Counsel representing two Robinson Huron First Nations told a Toronto court July 30 that the legal fees charged by the lawyers who handled the treaty annuities case, for which a $10 billion settlement has now been negotiated, are charging too much for the work they did on the case.
They said it’s $466 million too much, and would like the courts to reassess the amount.
The legal fees are to be paid to Nahwegahbow Corbiere, the team that has provided legal counsel to the Robinson Huron Treaty Litigation Fund (RHTLF) through the annuities court process that began in 2014.
The fees are currently $510 million, though the legal team states they will contribute half, $255 million, back to causes that advance the Anishinaabe nations, including language and land rights.
H. Michael Rosenberg, the lawyer for the two applicant First Nations, Atikameksheng Anishnawbek and Garden River First Nation, argued that not only were the nations deprived of independent legal counsel when deciding if the legal fees were fair, but he said the $10 billion annuities settlement is considered as a “mega fund class action,” which has clear rules under the law.
In his submissions, Rosenberg said that there is a formula for determining a fair and reasonable fee for a settlement “so large that it dwarfs the value of the lawyer's fees on an hourly rate basis,” he said.
Rosenberg told the court that fees on these mega fund settlements should be evaluated by the court according to established law.
“You don’t get more than four times the value of the lawyer’s time at risk,” he said. “it's a body of jurisprudence. It's intended to prevent lawyers from turning lawsuits into lottery tickets.”
Though the listing of the fees charged by Nahwegahbow Corbiere is sealed, by Rosenberg’s calculations, “the most that the court could have approved on an assessment of fees was $44 million.”
He added that counsel for the respondents did not take issue with his calculations.
“Your Honor, it's not as though they take issue with the body of jurisprudence that I've referenced or the calculation that I performed,” he said. “They have technical arguments on standing as to why the court cannot allow the applicants to compel an assessment.”
Those technical arguments were made by respondent counsel for the RHTLF, Peter Wardle and Evan Rankin, as well as counsel for the lawyers of Nahwegahbow Corbiere, Brian Gover and Dan Goudge.
They all say that not only is the price fair, but agreed to freely by the majority of the First Nations under the treaty: 19 of the 21 signatories.
The technical arguments centre on the fact that First Nations are still governed under the Indian Act in some court processes.
Rosenberg explained that individuals have court seals, “or they did back in the days when you carried around your wax in your signature thing,” and common law and corporations have seals because they're given them by statute. “But First Nations, when they bring litigation in their own right, when they form contracts in their own right, they take decisions under section two, subsection three, of the Indian Act,” said Rosenberg. “There's no seal that's authorized by the Indian Act.”

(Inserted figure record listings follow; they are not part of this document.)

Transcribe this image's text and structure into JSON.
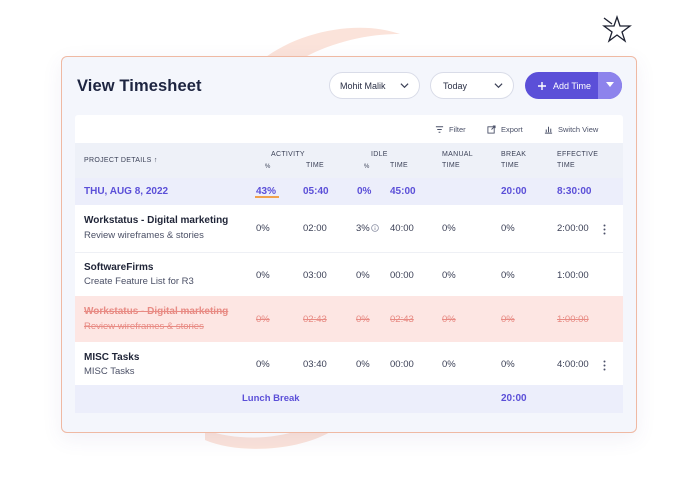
{
  "title": "View Timesheet",
  "filters": {
    "user": "Mohit Malik",
    "period": "Today"
  },
  "add_button": {
    "label": "Add Time",
    "plus_icon": "plus-icon",
    "dropdown_icon": "caret-down-icon"
  },
  "toolbar": {
    "filter": "Filter",
    "export": "Export",
    "switch_view": "Switch View"
  },
  "columns": {
    "project": "PROJECT DETAILS",
    "activity": "ACTIVITY",
    "activity_pct": "%",
    "activity_time": "TIME",
    "idle": "IDLE",
    "idle_pct": "%",
    "idle_time": "TIME",
    "manual_l1": "MANUAL",
    "manual_l2": "TIME",
    "break_l1": "BREAK",
    "break_l2": "TIME",
    "effective_l1": "EFFECTIVE",
    "effective_l2": "TIME"
  },
  "date_row": {
    "date": "THU, AUG 8, 2022",
    "activity_pct": "43%",
    "activity_time": "05:40",
    "idle_pct": "0%",
    "idle_time": "45:00",
    "break_time": "20:00",
    "effective_time": "8:30:00"
  },
  "rows": [
    {
      "project": "Workstatus - Digital marketing",
      "task": "Review wireframes & stories",
      "activity_pct": "0%",
      "activity_time": "02:00",
      "idle_pct": "3%",
      "idle_time": "40:00",
      "manual": "0%",
      "break": "0%",
      "effective": "2:00:00"
    },
    {
      "project": "SoftwareFirms",
      "task": "Create Feature List for R3",
      "activity_pct": "0%",
      "activity_time": "03:00",
      "idle_pct": "0%",
      "idle_time": "00:00",
      "manual": "0%",
      "break": "0%",
      "effective": "1:00:00"
    },
    {
      "project": "Workstatus - Digital marketing",
      "task": "Review wireframes & stories",
      "activity_pct": "0%",
      "activity_time": "02:43",
      "idle_pct": "0%",
      "idle_time": "02:43",
      "manual": "0%",
      "break": "0%",
      "effective": "1:00:00"
    },
    {
      "project": "MISC Tasks",
      "task": "MISC Tasks",
      "activity_pct": "0%",
      "activity_time": "03:40",
      "idle_pct": "0%",
      "idle_time": "00:00",
      "manual": "0%",
      "break": "0%",
      "effective": "4:00:00"
    }
  ],
  "footer": {
    "label": "Lunch Break",
    "break_time": "20:00"
  },
  "colors": {
    "accent": "#5b4fd8",
    "struck_row_bg": "#fde6e3",
    "struck_text": "#e88b84",
    "card_border": "#efb9a3"
  }
}
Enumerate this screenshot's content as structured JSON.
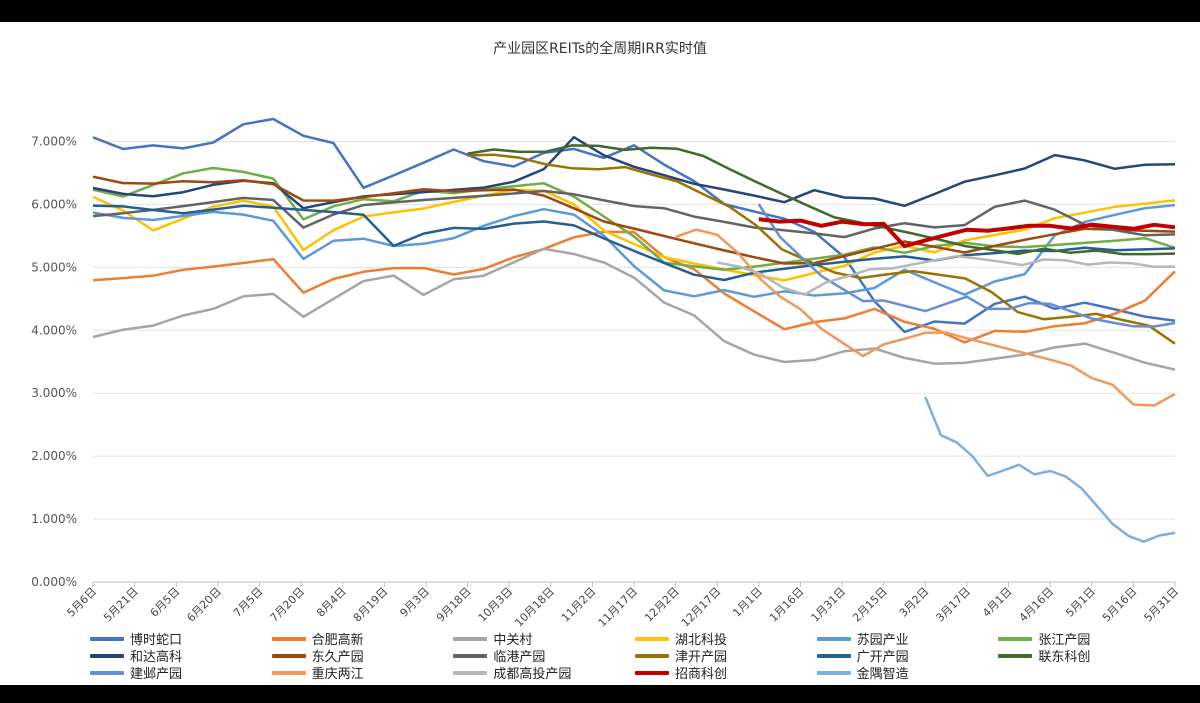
{
  "chart_data": {
    "type": "line",
    "title": "产业园区REITs的全周期IRR实时值",
    "xlabel": "",
    "ylabel": "",
    "ylim": [
      0,
      7.5
    ],
    "yticks": [
      "0.000%",
      "1.000%",
      "2.000%",
      "3.000%",
      "4.000%",
      "5.000%",
      "6.000%",
      "7.000%"
    ],
    "xticks": [
      "5月6日",
      "5月21日",
      "6月5日",
      "6月20日",
      "7月5日",
      "7月20日",
      "8月4日",
      "8月19日",
      "9月3日",
      "9月18日",
      "10月3日",
      "10月18日",
      "11月2日",
      "11月17日",
      "12月2日",
      "12月17日",
      "1月1日",
      "1月16日",
      "1月31日",
      "2月15日",
      "3月2日",
      "3月17日",
      "4月1日",
      "4月16日",
      "5月1日",
      "5月16日",
      "5月31日"
    ],
    "grid": true,
    "legend_position": "bottom",
    "series": [
      {
        "name": "博时蛇口",
        "color": "#4472C4",
        "start": 0,
        "values": [
          7.05,
          6.85,
          6.9,
          6.85,
          6.95,
          7.25,
          7.35,
          7.1,
          7.0,
          6.3,
          6.5,
          6.7,
          6.9,
          6.7,
          6.6,
          6.8,
          6.85,
          6.7,
          6.9,
          6.6,
          6.35,
          6.0,
          5.9,
          5.8,
          5.6,
          5.2,
          4.5,
          4.0,
          4.15,
          4.1,
          4.4,
          4.5,
          4.3,
          4.4,
          4.3,
          4.2,
          4.15
        ]
      },
      {
        "name": "合肥高新",
        "color": "#ED7D31",
        "start": 0,
        "values": [
          4.8,
          4.85,
          4.9,
          5.0,
          5.05,
          5.1,
          5.15,
          4.6,
          4.8,
          4.9,
          4.95,
          4.95,
          4.85,
          4.95,
          5.15,
          5.3,
          5.5,
          5.6,
          5.6,
          5.2,
          5.0,
          4.6,
          4.3,
          4.0,
          4.1,
          4.15,
          4.3,
          4.1,
          4.0,
          3.8,
          4.0,
          4.0,
          4.1,
          4.15,
          4.3,
          4.5,
          4.95
        ]
      },
      {
        "name": "中关村",
        "color": "#A5A5A5",
        "start": 0,
        "values": [
          3.9,
          4.0,
          4.05,
          4.2,
          4.3,
          4.5,
          4.55,
          4.2,
          4.5,
          4.8,
          4.9,
          4.6,
          4.85,
          4.9,
          5.1,
          5.3,
          5.2,
          5.05,
          4.8,
          4.4,
          4.2,
          3.8,
          3.6,
          3.5,
          3.55,
          3.7,
          3.75,
          3.6,
          3.5,
          3.5,
          3.55,
          3.6,
          3.7,
          3.75,
          3.6,
          3.45,
          3.35
        ]
      },
      {
        "name": "湖北科投",
        "color": "#FFC000",
        "start": 0,
        "values": [
          6.1,
          5.9,
          5.6,
          5.8,
          6.0,
          6.1,
          6.0,
          5.3,
          5.6,
          5.8,
          5.85,
          5.9,
          6.0,
          6.1,
          6.2,
          6.2,
          6.0,
          5.6,
          5.4,
          5.2,
          5.1,
          5.0,
          4.9,
          4.8,
          4.9,
          5.0,
          5.2,
          5.3,
          5.2,
          5.4,
          5.5,
          5.6,
          5.8,
          5.9,
          6.0,
          6.05,
          6.1
        ]
      },
      {
        "name": "苏园产业",
        "color": "#5B9BD5",
        "start": 0,
        "values": [
          5.9,
          5.8,
          5.75,
          5.8,
          5.85,
          5.8,
          5.7,
          5.1,
          5.4,
          5.45,
          5.35,
          5.4,
          5.5,
          5.7,
          5.85,
          5.95,
          5.85,
          5.5,
          5.0,
          4.6,
          4.5,
          4.6,
          4.5,
          4.6,
          4.55,
          4.6,
          4.7,
          5.0,
          4.8,
          4.6,
          4.8,
          4.9,
          5.5,
          5.7,
          5.8,
          5.9,
          5.95
        ]
      },
      {
        "name": "张江产园",
        "color": "#70AD47",
        "start": 0,
        "values": [
          6.2,
          6.1,
          6.3,
          6.5,
          6.6,
          6.55,
          6.45,
          5.8,
          6.0,
          6.1,
          6.05,
          6.2,
          6.15,
          6.2,
          6.25,
          6.3,
          6.1,
          5.8,
          5.5,
          5.1,
          5.05,
          5.0,
          5.05,
          5.1,
          5.15,
          5.2,
          5.3,
          5.2,
          5.3,
          5.35,
          5.3,
          5.3,
          5.35,
          5.4,
          5.45,
          5.5,
          5.35
        ]
      },
      {
        "name": "和达高科",
        "color": "#264478",
        "start": 0,
        "values": [
          6.3,
          6.2,
          6.15,
          6.2,
          6.3,
          6.35,
          6.3,
          5.9,
          6.0,
          6.1,
          6.15,
          6.2,
          6.25,
          6.3,
          6.4,
          6.6,
          7.1,
          6.8,
          6.6,
          6.45,
          6.3,
          6.2,
          6.1,
          6.0,
          6.2,
          6.1,
          6.1,
          6.0,
          6.2,
          6.4,
          6.5,
          6.6,
          6.8,
          6.7,
          6.55,
          6.6,
          6.6
        ]
      },
      {
        "name": "东久产园",
        "color": "#9E480E",
        "start": 0,
        "values": [
          6.4,
          6.3,
          6.3,
          6.35,
          6.35,
          6.4,
          6.35,
          6.1,
          6.1,
          6.15,
          6.2,
          6.25,
          6.2,
          6.2,
          6.2,
          6.1,
          5.9,
          5.7,
          5.6,
          5.5,
          5.4,
          5.3,
          5.2,
          5.1,
          5.1,
          5.2,
          5.3,
          5.4,
          5.3,
          5.2,
          5.3,
          5.4,
          5.5,
          5.6,
          5.6,
          5.6,
          5.6
        ]
      },
      {
        "name": "临港产园",
        "color": "#636363",
        "start": 0,
        "values": [
          5.85,
          5.9,
          5.95,
          6.0,
          6.05,
          6.1,
          6.05,
          5.6,
          5.8,
          5.95,
          6.0,
          6.05,
          6.1,
          6.15,
          6.2,
          6.25,
          6.2,
          6.1,
          6.0,
          5.95,
          5.8,
          5.7,
          5.6,
          5.55,
          5.5,
          5.45,
          5.6,
          5.7,
          5.65,
          5.7,
          6.0,
          6.1,
          5.95,
          5.7,
          5.6,
          5.5,
          5.5
        ]
      },
      {
        "name": "津开产园",
        "color": "#997300",
        "start": 9,
        "values": [
          6.75,
          6.75,
          6.7,
          6.6,
          6.55,
          6.55,
          6.6,
          6.5,
          6.4,
          6.2,
          6.0,
          5.7,
          5.3,
          5.1,
          4.9,
          4.8,
          4.85,
          4.9,
          4.85,
          4.8,
          4.6,
          4.3,
          4.2,
          4.25,
          4.3,
          4.2,
          4.1,
          3.8
        ]
      },
      {
        "name": "广开产园",
        "color": "#255E91",
        "start": 0,
        "values": [
          6.0,
          6.0,
          5.95,
          5.9,
          5.95,
          6.0,
          5.95,
          5.9,
          5.85,
          5.8,
          5.3,
          5.5,
          5.6,
          5.6,
          5.7,
          5.75,
          5.7,
          5.5,
          5.3,
          5.1,
          4.9,
          4.8,
          4.9,
          4.95,
          5.0,
          5.05,
          5.1,
          5.15,
          5.1,
          5.2,
          5.25,
          5.3,
          5.3,
          5.35,
          5.3,
          5.3,
          5.3
        ]
      },
      {
        "name": "联东科创",
        "color": "#43682B",
        "start": 9,
        "values": [
          6.8,
          6.85,
          6.8,
          6.8,
          6.9,
          6.9,
          6.85,
          6.9,
          6.9,
          6.8,
          6.6,
          6.4,
          6.2,
          6.0,
          5.8,
          5.7,
          5.6,
          5.5,
          5.4,
          5.3,
          5.25,
          5.2,
          5.3,
          5.25,
          5.3,
          5.25,
          5.25,
          5.25
        ]
      },
      {
        "name": "建邺产园",
        "color": "#698ED0",
        "start": 16,
        "values": [
          6.0,
          5.5,
          5.2,
          4.9,
          4.7,
          4.5,
          4.5,
          4.4,
          4.3,
          4.4,
          4.5,
          4.3,
          4.3,
          4.4,
          4.4,
          4.3,
          4.2,
          4.15,
          4.1,
          4.1,
          4.15
        ]
      },
      {
        "name": "重庆两江",
        "color": "#F1975A",
        "start": 14,
        "values": [
          5.5,
          5.6,
          5.5,
          5.2,
          4.8,
          4.5,
          4.3,
          4.0,
          3.8,
          3.6,
          3.8,
          3.9,
          4.0,
          4.0,
          3.9,
          3.8,
          3.7,
          3.6,
          3.5,
          3.4,
          3.2,
          3.1,
          2.8,
          2.8,
          3.0
        ]
      },
      {
        "name": "成都高投产园",
        "color": "#B7B7B7",
        "start": 15,
        "values": [
          5.05,
          5.0,
          4.9,
          4.7,
          4.6,
          4.8,
          4.9,
          5.0,
          5.0,
          5.05,
          5.1,
          5.15,
          5.1,
          5.05,
          5.0,
          5.1,
          5.1,
          5.05,
          5.1,
          5.1,
          5.05,
          5.05
        ]
      },
      {
        "name": "招商科创",
        "color": "#C00000",
        "start": 16,
        "values": [
          5.8,
          5.75,
          5.75,
          5.65,
          5.7,
          5.65,
          5.65,
          5.3,
          5.4,
          5.5,
          5.6,
          5.6,
          5.65,
          5.7,
          5.7,
          5.65,
          5.7,
          5.65,
          5.6,
          5.65,
          5.6
        ]
      },
      {
        "name": "金隅智造",
        "color": "#7CAFDD",
        "start": 20,
        "values": [
          2.9,
          2.3,
          2.2,
          2.0,
          1.7,
          1.8,
          1.9,
          1.75,
          1.8,
          1.7,
          1.5,
          1.2,
          0.9,
          0.7,
          0.6,
          0.7,
          0.75
        ]
      }
    ]
  }
}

That lack of seal is central to the respondents' arguments.
As respondent lawyer Rankin told Superior Court Justice Jana Steele, “the Supreme Court has said that some indication of a seal is required. There isn't any. That's the end of the story.”
Wardle also submitted that the individual annuitants are not required to pay the legal fees, the RHTLF is, and therefore the individuals have no ability to apply for the assessment of the legal fees. He said it was the RHTLF that retained Nahwegahbow Corbiere and the lawyers acted for the trust, not individual First Nations.
As to Rosenberg and the applicants claim that the RHTLF, specifically the Litigation Management Committee (LMC) “breached their fiduciary duty to Robinson Huron treaty First Nations by failing to provide independent legal advice,” the respondents quote RHTLF trustee, former Wiikwemkoong Unceded Territory Gimaa Duke Peltier, during his pre-trial deposition.
“The trustees decision to approve the lawyer's fee proposal was a reasonable and appropriate exercise of their collective discretion,” he said. “Particularly given the extraordinary results achieved by the lawyers.”
Peltier said in his deposition there was an “extensive discussion at the meeting” about whether the trustees, the signatory nations, should obtain independent legal advice before determining whether to accept the lawyer's proposal. He said the trustees were repeatedly advised that any trustee who required independent legal advice could abstain from voting and provide their vote following the meeting, “as has been the trust's practice since its inception.”
Essentially, the respondents argument on this front was that it was offensive to assume that the other trustees were not fully aware of the costs to which they were agreeing.
He referred to the sealed contingency fees, and two reports, which he said totalled more than 100 pages, that were given to the trustees when they made their decision.
“What you have in front of you is you have the lawyers' two reports, totaling over 100 pages. And that material was in front of the trustees when they made their decision,” said Wardle. “They exercised their discretion, that they were satisfied with it (the reports) and they exercised their discretion and they approved it.”
Steele told the court that she needed time to deliberate before she could issue a decision, but while she did not give a timeline, she said she hoped reserving her decision would not hold up the distribution of the settlement outside of the $510 million.